Functional dependency - Left hand side with three attributes

Question

Assuming we have the following functional dependencies :

AB -> C 
DEG -> H
A -> B
DG -> H

We can see that B can be removed due to the closure of B+, which is (G-(AB ->C) U (A -> C) = ACB

In order to find the minimal cover, how do I approach the other left hand redundancies in regards to DEG -> H, DG -> H - can these be reduced, and if so can you explain using the closures!

Many thanks, Matthew

Answer 1

There are a small set of rules to do this. It is really easy. A functional dependency set is minimal;

1. If there are only single attributes on the right sides of the depencencies. And...
2. There is no functional dependency that can be removed, a way by keeping the original cover. And...
3. You can't remove attribute from the left side of the dependency and keep the original cover

So if you are finding a minimal cover you must make these sure. Of course you must keep the closure equivalent.

If you take a look at:

AB -> C 
DEG -> H
A -> B
DG -> H

You can easily find redundancy. There is no point to include both DEG → H and DG → H because DG → H already covers all that DEG → H covers. So you can remove it.

Still equivalent:

AB -> C 
A -> B
DG -> H

You can still see that from the first line you can remove B because it depends funcitonally from A.

Still equivalent:

A -> C 
A -> B
DG -> H

We have found a minimal cover.
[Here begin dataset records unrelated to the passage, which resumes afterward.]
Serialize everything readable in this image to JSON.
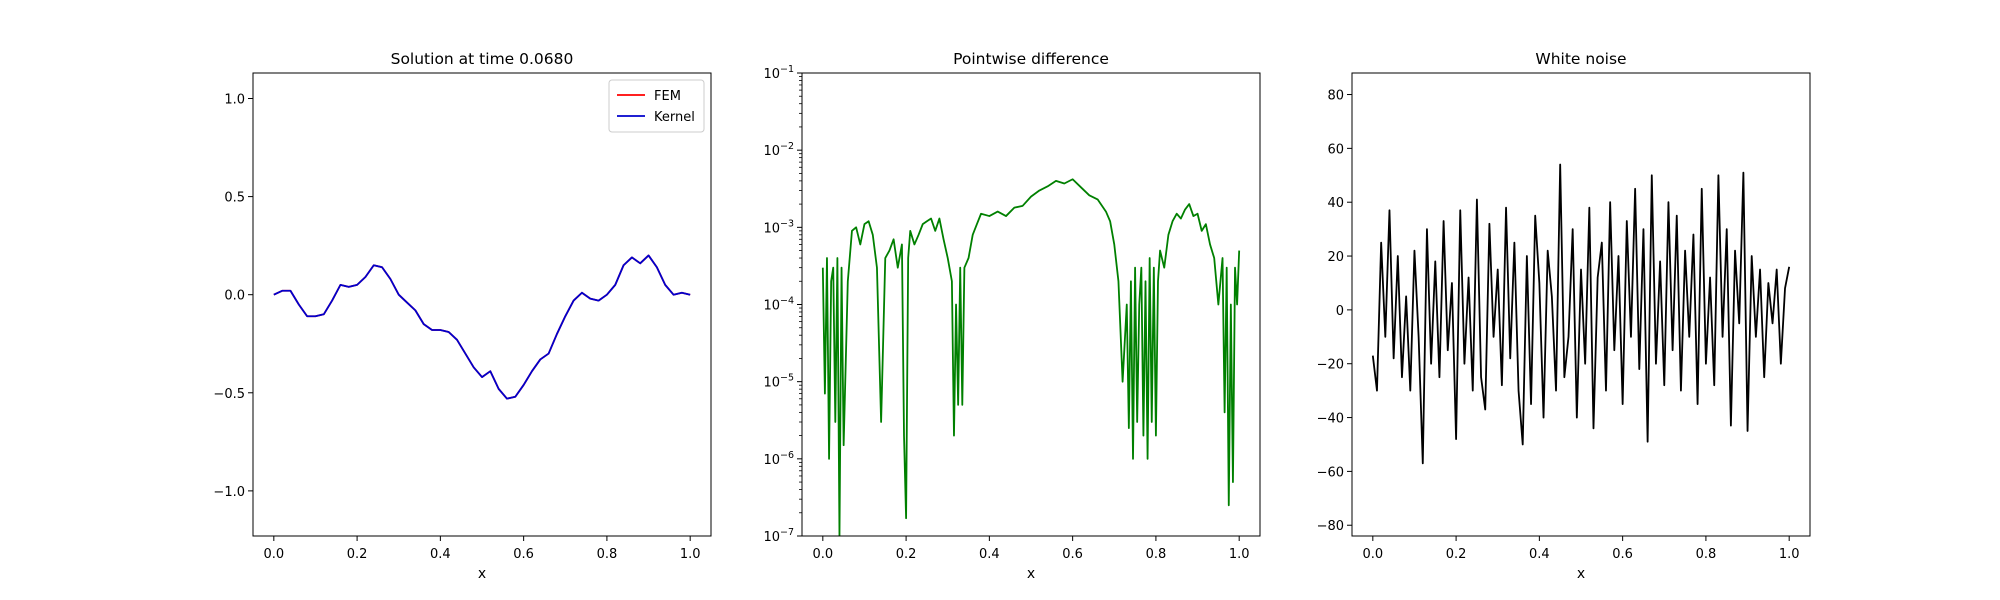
{
  "chart_data": [
    {
      "type": "line",
      "title": "Solution at time 0.0680",
      "xlabel": "x",
      "ylabel": "",
      "xlim": [
        -0.05,
        1.05
      ],
      "ylim": [
        -1.23,
        1.13
      ],
      "xticks": [
        0.0,
        0.2,
        0.4,
        0.6,
        0.8,
        1.0
      ],
      "xtick_labels": [
        "0.0",
        "0.2",
        "0.4",
        "0.6",
        "0.8",
        "1.0"
      ],
      "yticks": [
        1.0,
        0.5,
        0.0,
        -0.5,
        -1.0
      ],
      "ytick_labels": [
        "1.0",
        "0.5",
        "0.0",
        "−0.5",
        "−1.0"
      ],
      "grid": false,
      "legend": "top-right",
      "x": [
        0,
        0.02,
        0.04,
        0.06,
        0.08,
        0.1,
        0.12,
        0.14,
        0.16,
        0.18,
        0.2,
        0.22,
        0.24,
        0.26,
        0.28,
        0.3,
        0.32,
        0.34,
        0.36,
        0.38,
        0.4,
        0.42,
        0.44,
        0.46,
        0.48,
        0.5,
        0.52,
        0.54,
        0.56,
        0.58,
        0.6,
        0.62,
        0.64,
        0.66,
        0.68,
        0.7,
        0.72,
        0.74,
        0.76,
        0.78,
        0.8,
        0.82,
        0.84,
        0.86,
        0.88,
        0.9,
        0.92,
        0.94,
        0.96,
        0.98,
        1.0
      ],
      "series": [
        {
          "name": "FEM",
          "color": "#ff0000",
          "values": [
            0.0,
            0.02,
            0.02,
            -0.05,
            -0.11,
            -0.11,
            -0.1,
            -0.03,
            0.05,
            0.04,
            0.05,
            0.09,
            0.15,
            0.14,
            0.08,
            0.0,
            -0.04,
            -0.08,
            -0.15,
            -0.18,
            -0.18,
            -0.19,
            -0.23,
            -0.3,
            -0.37,
            -0.42,
            -0.39,
            -0.48,
            -0.53,
            -0.52,
            -0.46,
            -0.39,
            -0.33,
            -0.3,
            -0.2,
            -0.11,
            -0.03,
            0.01,
            -0.02,
            -0.03,
            0.0,
            0.05,
            0.15,
            0.19,
            0.16,
            0.2,
            0.14,
            0.05,
            0.0,
            0.01,
            0.0
          ]
        },
        {
          "name": "Kernel",
          "color": "#0000cc",
          "values": [
            0.0,
            0.02,
            0.02,
            -0.05,
            -0.11,
            -0.11,
            -0.1,
            -0.03,
            0.05,
            0.04,
            0.05,
            0.09,
            0.15,
            0.14,
            0.08,
            0.0,
            -0.04,
            -0.08,
            -0.15,
            -0.18,
            -0.18,
            -0.19,
            -0.23,
            -0.3,
            -0.37,
            -0.42,
            -0.39,
            -0.48,
            -0.53,
            -0.52,
            -0.46,
            -0.39,
            -0.33,
            -0.3,
            -0.2,
            -0.11,
            -0.03,
            0.01,
            -0.02,
            -0.03,
            0.0,
            0.05,
            0.15,
            0.19,
            0.16,
            0.2,
            0.14,
            0.05,
            0.0,
            0.01,
            0.0
          ]
        }
      ]
    },
    {
      "type": "line",
      "title": "Pointwise difference",
      "xlabel": "x",
      "ylabel": "",
      "yscale": "log",
      "xlim": [
        -0.05,
        1.05
      ],
      "ylim": [
        1e-07,
        0.1
      ],
      "xticks": [
        0.0,
        0.2,
        0.4,
        0.6,
        0.8,
        1.0
      ],
      "xtick_labels": [
        "0.0",
        "0.2",
        "0.4",
        "0.6",
        "0.8",
        "1.0"
      ],
      "yticks": [
        0.1,
        0.01,
        0.001,
        0.0001,
        1e-05,
        1e-06,
        1e-07
      ],
      "ytick_bases": [
        "10",
        "10",
        "10",
        "10",
        "10",
        "10",
        "10"
      ],
      "ytick_exponents": [
        "−1",
        "−2",
        "−3",
        "−4",
        "−5",
        "−6",
        "−7"
      ],
      "grid": false,
      "x": [
        0,
        0.005,
        0.01,
        0.015,
        0.02,
        0.025,
        0.03,
        0.035,
        0.04,
        0.045,
        0.05,
        0.06,
        0.07,
        0.08,
        0.09,
        0.1,
        0.11,
        0.12,
        0.13,
        0.14,
        0.15,
        0.16,
        0.17,
        0.18,
        0.19,
        0.195,
        0.2,
        0.205,
        0.21,
        0.22,
        0.23,
        0.24,
        0.25,
        0.26,
        0.27,
        0.28,
        0.29,
        0.3,
        0.31,
        0.315,
        0.32,
        0.325,
        0.33,
        0.335,
        0.34,
        0.35,
        0.36,
        0.37,
        0.38,
        0.4,
        0.42,
        0.44,
        0.46,
        0.48,
        0.5,
        0.52,
        0.54,
        0.56,
        0.58,
        0.6,
        0.62,
        0.64,
        0.66,
        0.68,
        0.69,
        0.7,
        0.71,
        0.72,
        0.73,
        0.735,
        0.74,
        0.745,
        0.75,
        0.755,
        0.76,
        0.765,
        0.77,
        0.775,
        0.78,
        0.785,
        0.79,
        0.795,
        0.8,
        0.805,
        0.81,
        0.82,
        0.83,
        0.84,
        0.85,
        0.86,
        0.87,
        0.88,
        0.89,
        0.9,
        0.91,
        0.92,
        0.93,
        0.94,
        0.95,
        0.96,
        0.965,
        0.97,
        0.975,
        0.98,
        0.985,
        0.99,
        0.995,
        1.0
      ],
      "series": [
        {
          "name": "",
          "color": "#008000",
          "values": [
            0.0003,
            7e-06,
            0.0004,
            1e-06,
            0.0002,
            0.0003,
            3e-06,
            0.0004,
            1e-07,
            0.0003,
            1.5e-06,
            0.0002,
            0.0009,
            0.001,
            0.0006,
            0.0011,
            0.0012,
            0.0008,
            0.0003,
            3e-06,
            0.0004,
            0.0005,
            0.0007,
            0.0003,
            0.0006,
            2e-06,
            1.7e-07,
            0.0004,
            0.0009,
            0.0006,
            0.0008,
            0.0011,
            0.0012,
            0.0013,
            0.0009,
            0.0013,
            0.0007,
            0.0004,
            0.0002,
            2e-06,
            0.0001,
            5e-06,
            0.0003,
            5e-06,
            0.0003,
            0.0004,
            0.0008,
            0.0011,
            0.0015,
            0.0014,
            0.0016,
            0.0014,
            0.0018,
            0.0019,
            0.0025,
            0.003,
            0.0034,
            0.004,
            0.0037,
            0.0042,
            0.0033,
            0.0026,
            0.0023,
            0.0016,
            0.0012,
            0.0006,
            0.0002,
            1e-05,
            0.0001,
            2.5e-06,
            0.0002,
            1e-06,
            0.0003,
            3e-06,
            0.0001,
            0.0003,
            2e-06,
            0.0002,
            1e-06,
            0.0004,
            3e-06,
            0.0003,
            2e-06,
            0.0002,
            0.0005,
            0.0003,
            0.0008,
            0.0012,
            0.0015,
            0.0013,
            0.0017,
            0.002,
            0.0014,
            0.0015,
            0.0009,
            0.0011,
            0.0006,
            0.0004,
            0.0001,
            0.0004,
            4e-06,
            0.0003,
            2.5e-07,
            0.0001,
            5e-07,
            0.0003,
            0.0001,
            0.0005
          ]
        }
      ]
    },
    {
      "type": "line",
      "title": "White noise",
      "xlabel": "x",
      "ylabel": "",
      "xlim": [
        -0.05,
        1.05
      ],
      "ylim": [
        -84,
        88
      ],
      "xticks": [
        0.0,
        0.2,
        0.4,
        0.6,
        0.8,
        1.0
      ],
      "xtick_labels": [
        "0.0",
        "0.2",
        "0.4",
        "0.6",
        "0.8",
        "1.0"
      ],
      "yticks": [
        80,
        60,
        40,
        20,
        0,
        -20,
        -40,
        -60,
        -80
      ],
      "ytick_labels": [
        "80",
        "60",
        "40",
        "20",
        "0",
        "−20",
        "−40",
        "−60",
        "−80"
      ],
      "grid": false,
      "x": [
        0,
        0.01,
        0.02,
        0.03,
        0.04,
        0.05,
        0.06,
        0.07,
        0.08,
        0.09,
        0.1,
        0.11,
        0.12,
        0.13,
        0.14,
        0.15,
        0.16,
        0.17,
        0.18,
        0.19,
        0.2,
        0.21,
        0.22,
        0.23,
        0.24,
        0.25,
        0.26,
        0.27,
        0.28,
        0.29,
        0.3,
        0.31,
        0.32,
        0.33,
        0.34,
        0.35,
        0.36,
        0.37,
        0.38,
        0.39,
        0.4,
        0.41,
        0.42,
        0.43,
        0.44,
        0.45,
        0.46,
        0.47,
        0.48,
        0.49,
        0.5,
        0.51,
        0.52,
        0.53,
        0.54,
        0.55,
        0.56,
        0.57,
        0.58,
        0.59,
        0.6,
        0.61,
        0.62,
        0.63,
        0.64,
        0.65,
        0.66,
        0.67,
        0.68,
        0.69,
        0.7,
        0.71,
        0.72,
        0.73,
        0.74,
        0.75,
        0.76,
        0.77,
        0.78,
        0.79,
        0.8,
        0.81,
        0.82,
        0.83,
        0.84,
        0.85,
        0.86,
        0.87,
        0.88,
        0.89,
        0.9,
        0.91,
        0.92,
        0.93,
        0.94,
        0.95,
        0.96,
        0.97,
        0.98,
        0.99,
        1.0
      ],
      "series": [
        {
          "name": "",
          "color": "#000000",
          "values": [
            -17,
            -30,
            25,
            -10,
            37,
            -18,
            20,
            -25,
            5,
            -30,
            22,
            -10,
            -57,
            30,
            -20,
            18,
            -25,
            33,
            -15,
            10,
            -48,
            37,
            -20,
            12,
            -30,
            41,
            -25,
            -37,
            32,
            -10,
            15,
            -28,
            38,
            -18,
            25,
            -30,
            -50,
            20,
            -35,
            35,
            10,
            -40,
            22,
            5,
            -30,
            54,
            -25,
            -10,
            30,
            -40,
            15,
            -20,
            38,
            -44,
            12,
            25,
            -30,
            40,
            -15,
            20,
            -35,
            33,
            -10,
            45,
            -22,
            30,
            -49,
            50,
            -20,
            18,
            -28,
            40,
            -15,
            35,
            -30,
            22,
            -10,
            28,
            -35,
            45,
            -20,
            12,
            -28,
            50,
            -10,
            30,
            -43,
            22,
            -5,
            51,
            -45,
            20,
            -10,
            15,
            -25,
            10,
            -5,
            15,
            -20,
            8,
            16
          ]
        }
      ]
    }
  ]
}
No dependencies can be removed to keep the closure, and there are only single attributes on the right side, and DG is the only double attribute on the left side, that must be kept. We cannot remove neither D or G and keep the origninal closure.

We can proove this using Armstrong axioms. If we can get the original set, then this is truely an equivalent minimal set. (I will post it later - I hope it is correct.)